1. Documenter la menace et mieux la comprendre

C’est une tâche à laquelle se consacre l’équipe de Bruxelles, où je travaillais auparavant. Le groupe de travail East Stratcom de l’Union européenne (« Stratcom » pour « communication stratégique » – ndlr) recueille et documente les cas de désinformation pro-Kremlin provenant de médias d’État russes et d’autres médias gravitant dans l’écosystème pro-Kremlin. Dans plusieurs pays européens, différents départements et agences sont concernés par cette menace – généralement les services de renseignement, mais aussi diverses équipes Stratcom, qui peuvent être situées au sein des ministères des Affaires étrangères, des ministères de la Défense ou des ministères de l’Intérieur.

Documenter la menace est une première étape nécessaire sans laquelle il est presque impossible de faire quoi que ce soit d’autre avec efficacité.

Le résultat idéal de cette activité est d’apprendre combien de canaux diffusent la désinformation, combien de messages par jour ils diffusent, combien de personnes ils ciblent et combien de personnes ils persuadent. Pour cela, nous aurions besoin d’une structure de surveillance extraordinairement robuste pour les médias traditionnels et nouveaux, et nous aurions besoin de mener des sondages d’opinion réguliers pour mesurer l’attrait des messages de désinformation.

Disposer d’un système de surveillance approprié capable de repérer l’apparition des messages de désinformation en temps réel nous permettrait également de créer un système d’alerte précoce pour faire face à de nouvelles attaques informationnelles.

Jusqu’à présent, l’Union européenne (UE) n’a toujours pas de réponses à des questions telles que celles concernant le nombre de canaux de désinformation et le nombre de messages qu’ils diffusent. Pour le dire simplement : il n’y a pas suffisamment de ressources pour un suivi complet.

Il est probablement préférable que les tâches de surveillance complètes soient effectuées par un organisme gouvernemental ou une agence financée par le gouvernement. Les entreprises privées ne disposent pas du financement ou de la portée nécessaires, et cette tâche est étroitement liée aux problèmes de sécurité.

2. Sensibiliser à la menace

C’est également quelque chose auquel le groupe de travail East Stratcom participe : publier des documents sur la désinformation pro-Kremlin, prononcer des discours lors de conférences, organiser des formations pour les États et informer les journalistes et autres publics critiques. Le Centre d’excellence de l’OTAN pour la communication stratégique (Stratcom) à Riga participe à des activités de ce genre.

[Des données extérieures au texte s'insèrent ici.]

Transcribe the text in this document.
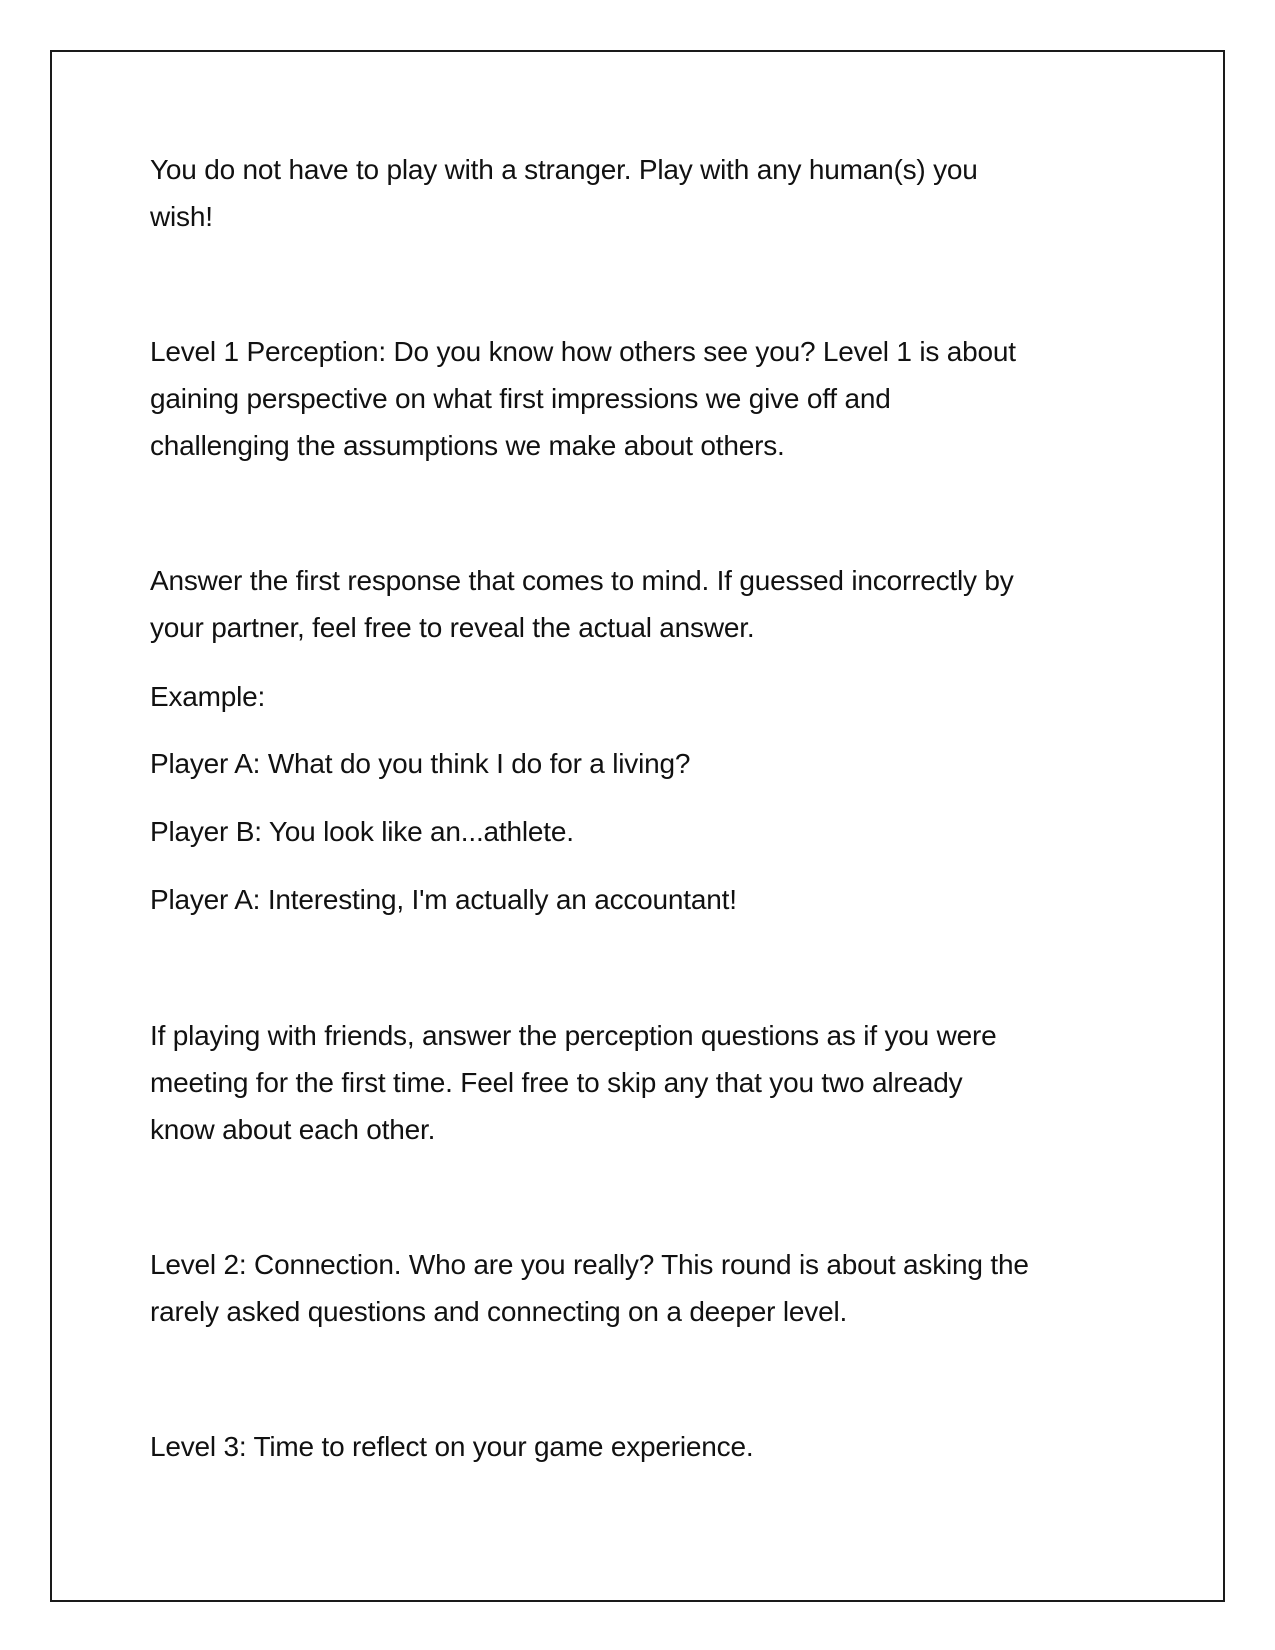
You do not have to play with a stranger. Play with any human(s) you
wish!

Level 1 Perception: Do you know how others see you? Level 1 is about
gaining perspective on what first impressions we give off and
challenging the assumptions we make about others.

Answer the first response that comes to mind. If guessed incorrectly by
your partner, feel free to reveal the actual answer.

Example:

Player A: What do you think I do for a living?

Player B: You look like an...athlete.

Player A: Interesting, I'm actually an accountant!

If playing with friends, answer the perception questions as if you were
meeting for the first time. Feel free to skip any that you two already
know about each other.

Level 2: Connection. Who are you really? This round is about asking the
rarely asked questions and connecting on a deeper level.

Level 3: Time to reflect on your game experience.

Plusieurs organismes en Europe sont actifs dans ce domaine. Un des meilleurs exemples se trouve en Suède, où le Service de sécurité et l’Agence pour les urgences civiles ont formé des responsables politiques, des médias et d’autres acteurs du système national au problème de la désinformation hostile. Le Centre tchèque contre le terrorisme et les menaces hybrides se concentre également sur la sensibilisation au sein de son propre gouvernement.

Un autre exemple est le Département Stratcom des Forces armées lituaniennes. Certains d’entre vous ont peut-être entendu parler de l’affaire Lisa en Allemagne : début 2016, des milliers de personnes ont manifesté dans la rue contre la politique d’Angela Merkel concernant les réfugiés. L’histoire, un mensonge amplifié par les médias et les responsables du Kremlin, impliquait une jeune fille qui prétendait à tort avoir été violée par des hommes qui semblaient être des immigrés. Une histoire de désinformation similaire est apparue en Lituanie un an plus tard, mais elle n’a reçu pratiquement aucune traction parce que les autorités ont été correctement formées pour gérer de telles situations et parce que l’équipe Stratcom a anticipé la situation, en combattant rapidement la fausse allégation. Ils ont alerté les parties prenantes dès la première apparition de cette fausse information et, en conséquence, l’événement traité en premier dans les médias n’a pas été qu’une jeune fille aurait été violée, mais qu’il y avait eu une autre attaque informationnelle contre la Lituanie. Ce cas est un brillant exemple de neutralisation de la désinformation avant qu’elle n’ait le temps de se propager.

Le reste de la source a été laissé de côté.